Rep. Donna White, a Johnston County Republican, also took issue with the delayed notification.
Wouldn’t it “have been a little bit more professional for” the managed care organizations “to at least have a heads up that you were thinking about doing this?” White asked. “This has been very – I will just use the word embarrassing – maybe humiliating for professional organizations that have worked very, very hard to be able to move forward in this endeavor which the department allowed them to do, to find out through the grape vines, before they even found out, in a direct manner from DHHS.”
“I just believe that when we’re working together as professionals, we all should act like professionals. Especially when we’re dealing with issues such as this. If there have been a couple of bad apples in the batch, then all of them should not be held accountable for that,” White said.
Kinsley replied that if word of the decision got out early, people may have walked away from the contracting table. He said that all six of the managed care organizations had insufficient networks.
“The decision that drove this not to move forward, touched every single one of them.

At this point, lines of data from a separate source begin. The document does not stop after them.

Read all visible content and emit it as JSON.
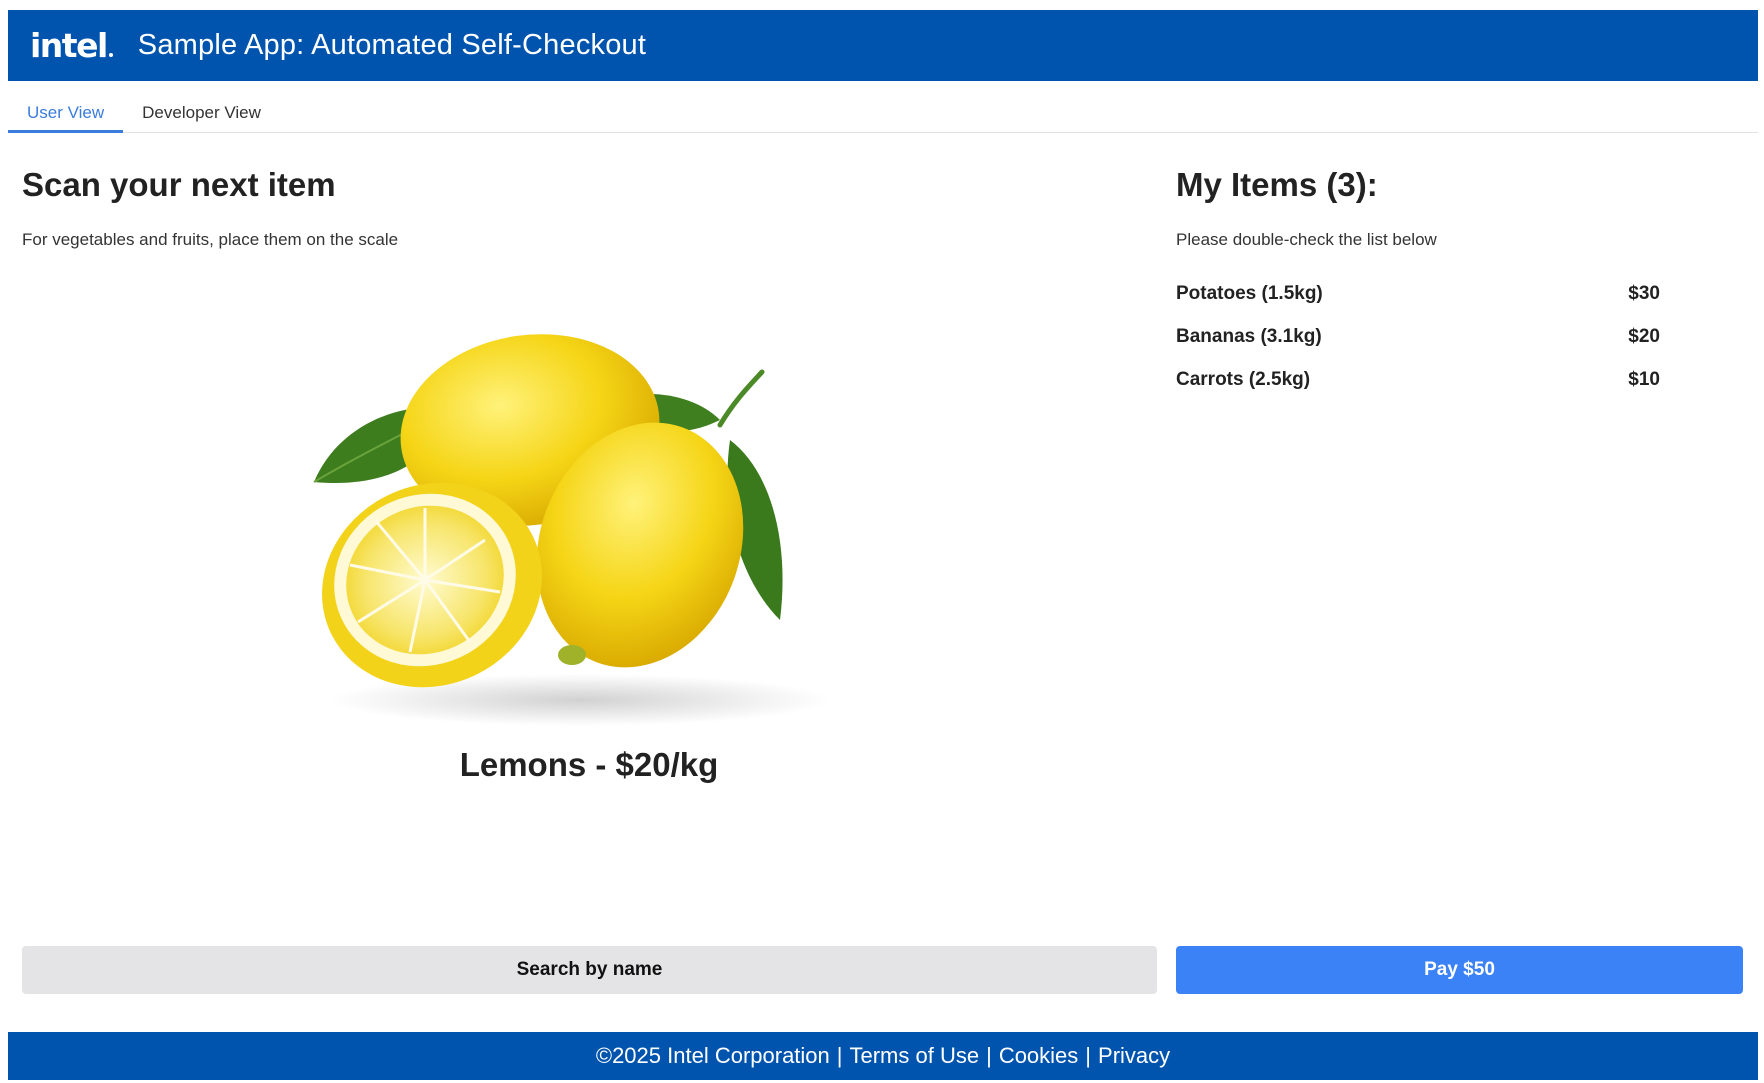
{
  "header": {
    "logo": "intel",
    "title": "Sample App: Automated Self-Checkout"
  },
  "tabs": [
    {
      "label": "User View",
      "active": true
    },
    {
      "label": "Developer View",
      "active": false
    }
  ],
  "scan": {
    "title": "Scan your next item",
    "subtitle": "For vegetables and fruits, place them on the scale",
    "product_label": "Lemons - $20/kg"
  },
  "cart": {
    "title": "My Items (3):",
    "subtitle": "Please double-check the list below",
    "items": [
      {
        "name": "Potatoes (1.5kg)",
        "price": "$30"
      },
      {
        "name": "Bananas (3.1kg)",
        "price": "$20"
      },
      {
        "name": "Carrots (2.5kg)",
        "price": "$10"
      }
    ]
  },
  "actions": {
    "search_label": "Search by name",
    "pay_label": "Pay $50"
  },
  "footer": {
    "copyright": "©2025 Intel Corporation",
    "separator": "|",
    "terms": "Terms of Use",
    "cookies": "Cookies",
    "privacy": "Privacy"
  },
  "colors": {
    "brand_blue": "#0054ae",
    "accent_blue": "#3b82f6",
    "tab_active": "#3b7ddd",
    "search_button_bg": "#e4e4e6"
  }
}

There was not one that could have been ready,” Kinsley said.
Here’s the breakdown of need according to data presented Wednesday:
Alliance Health – Mecklenburg County: About 35,200 members would be enrolled with 11,000 members unable to select their historical primary care provider.
Trillium Health Resources – largely portions of Eastern North Carolina: About 24,500 members would be enrolled with 4,300 members unable to select their historical primary care provider.

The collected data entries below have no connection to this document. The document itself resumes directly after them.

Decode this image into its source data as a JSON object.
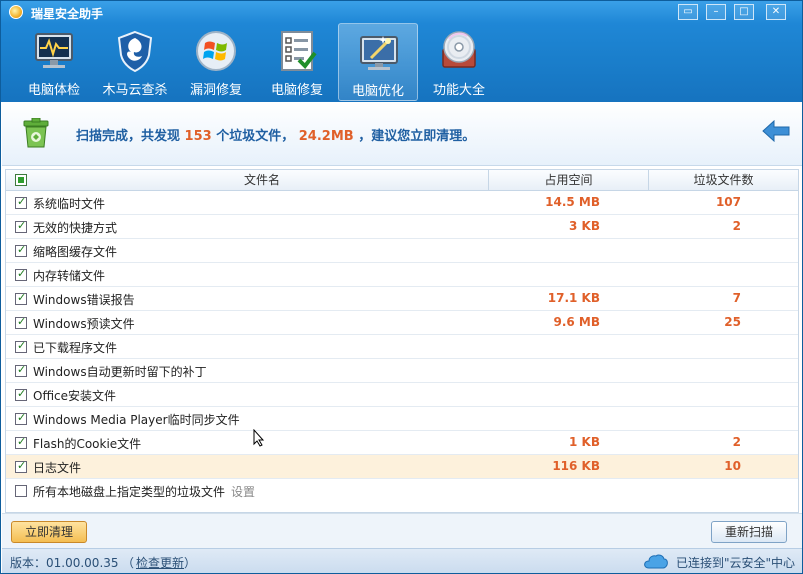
{
  "app": {
    "title": "瑞星安全助手"
  },
  "window_controls": {
    "restore": "▭",
    "minimize": "–",
    "maximize": "□",
    "close": "✕"
  },
  "toolbar": {
    "items": [
      {
        "label": "电脑体检",
        "icon": "monitor-heartbeat-icon",
        "active": false
      },
      {
        "label": "木马云查杀",
        "icon": "shield-icon",
        "active": false
      },
      {
        "label": "漏洞修复",
        "icon": "windows-logo-icon",
        "active": false
      },
      {
        "label": "电脑修复",
        "icon": "checklist-icon",
        "active": false
      },
      {
        "label": "电脑优化",
        "icon": "magic-wand-monitor-icon",
        "active": true
      },
      {
        "label": "功能大全",
        "icon": "disc-icon",
        "active": false
      }
    ]
  },
  "summary": {
    "prefix": "扫描完成，共发现",
    "file_count": "153",
    "middle": "个垃圾文件，",
    "size": "24.2MB",
    "suffix": "，建议您立即清理。"
  },
  "table": {
    "columns": {
      "name": "文件名",
      "space": "占用空间",
      "count": "垃圾文件数"
    },
    "rows": [
      {
        "name": "系统临时文件",
        "size": "14.5 MB",
        "count": "107",
        "checked": true
      },
      {
        "name": "无效的快捷方式",
        "size": "3 KB",
        "count": "2",
        "checked": true
      },
      {
        "name": "缩略图缓存文件",
        "size": "",
        "count": "",
        "checked": true
      },
      {
        "name": "内存转储文件",
        "size": "",
        "count": "",
        "checked": true
      },
      {
        "name": "Windows错误报告",
        "size": "17.1 KB",
        "count": "7",
        "checked": true
      },
      {
        "name": "Windows预读文件",
        "size": "9.6 MB",
        "count": "25",
        "checked": true
      },
      {
        "name": "已下载程序文件",
        "size": "",
        "count": "",
        "checked": true
      },
      {
        "name": "Windows自动更新时留下的补丁",
        "size": "",
        "count": "",
        "checked": true
      },
      {
        "name": "Office安装文件",
        "size": "",
        "count": "",
        "checked": true
      },
      {
        "name": "Windows Media Player临时同步文件",
        "size": "",
        "count": "",
        "checked": true
      },
      {
        "name": "Flash的Cookie文件",
        "size": "1 KB",
        "count": "2",
        "checked": true
      },
      {
        "name": "日志文件",
        "size": "116 KB",
        "count": "10",
        "checked": true,
        "highlight": true
      },
      {
        "name": "所有本地磁盘上指定类型的垃圾文件",
        "size": "",
        "count": "",
        "checked": false,
        "extra": "设置"
      }
    ]
  },
  "buttons": {
    "clean": "立即清理",
    "rescan": "重新扫描"
  },
  "status": {
    "version": "版本：01.00.00.35",
    "paren_open": "（",
    "update": "检查更新",
    "paren_close": "）",
    "cloud": "已连接到\"云安全\"中心"
  },
  "colors": {
    "accent_blue": "#1a7ecb",
    "highlight_orange": "#e0602a",
    "selected_row": "#fdf1dc"
  }
}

Vaya Health – largely portions of Western North Carolina: About 24,400 members would be enrolled with 4,400 members unable to select their historical primary care provider.
Partners Health Management – largely portions of Western North Carolina: About 27,100 members would be enrolled with 8,600 members unable to select their historical primary care provider.
Eastpointe Human Services – largely portions of Eastern North Carolina: About 13,400 members would be enrolled with 2,300 members unable to select their historical primary care provider.
Sandhills Center – largely central North Carolina: About 19,100 members would be enrolled with 5,000 members unable to select their historical primary care provider.
Ames Alexander contributed to this report.